Flimmern
Plötzlich war es dunkel. Die Lampe, der Fernseher und der Computer stellten ihren Dienst ein. Das sonst obligatorische Gewirr aus Computerbrummen, dem leisen Fiepen des Dimmers und der Klangkulisse des Fernsehers verschwand in einem Geräusch, das an eine eigentümliche Mischung aus Saugen und Knacken erinnerte. Als hätte jemand das Leben aus der Einzimmerwohnung gesogen und die Tür zugeknallt, das es ja nicht zurückfände. Johannes erschrak für einen Moment, fasste sich dann aber, versuchte ohne Erfolg das Licht im Flur anzuschalten und tappte sich bis zur Haustür durch. Er meinte Geräusche draußen gehört zu haben und schaute durch den Türspion. Er sah nur Schwarz. Er öffnete den Sicherungskasten neben der Haustür und erfühlte, dass alle Sicherungen oben wahren. Das ganze Haus musste unter Stromausfall leiden. Er ging zum Küchen-Fenster, stieß sich auf dem Weg den Fuß am leeren Bierkasten, fluchte und sah auch auf dem kleinen Platz vor dem Haus nur Dunkelheit.

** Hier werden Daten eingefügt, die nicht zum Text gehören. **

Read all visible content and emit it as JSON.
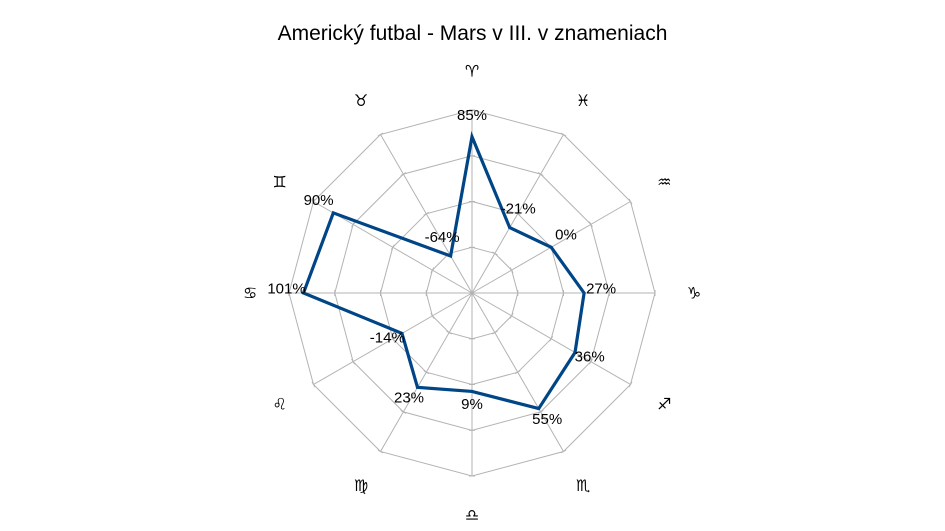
{
  "chart_data": {
    "type": "radar",
    "title": "Americký futbal - Mars v III. v znameniach",
    "categories": [
      "♈",
      "♓",
      "♒",
      "♑",
      "♐",
      "♏",
      "♎",
      "♍",
      "♌",
      "♋",
      "♊",
      "♉"
    ],
    "series": [
      {
        "values": [
          85,
          -21,
          0,
          27,
          36,
          55,
          9,
          23,
          -14,
          101,
          90,
          -64
        ],
        "labels": [
          "85%",
          "-21%",
          "0%",
          "27%",
          "36%",
          "55%",
          "9%",
          "23%",
          "-14%",
          "101%",
          "90%",
          "-64%"
        ]
      }
    ],
    "rlim": [
      -120,
      120
    ],
    "gridlines": [
      -120,
      -60,
      0,
      60,
      120
    ],
    "grid": true,
    "legend": false,
    "colors": {
      "series": "#004586",
      "grid": "#b3b3b3"
    }
  }
}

Selbst die Straßenlaternen hatten ihren Geist aufgegeben, und die Wohnungen im Haus schräg-gegenüber konnte er erst mühsam ausmachen, als sich seine Augen so langsam an die Dunkelheit gewöhnt hatten. Johannes starrte ins Nichts. Ein Gefühl von Leere machte sich in ihm breit. Ein inneres Vakuum zerrte an seinen Eingeweiden. Johannes überkam eine penetrante Form der Furcht. Sein Problem war nicht die Dunkelheit an sich. Ihr war mit Kerzen leicht beizukommen. Doch wie sollte er sich ohne Strom ablenken?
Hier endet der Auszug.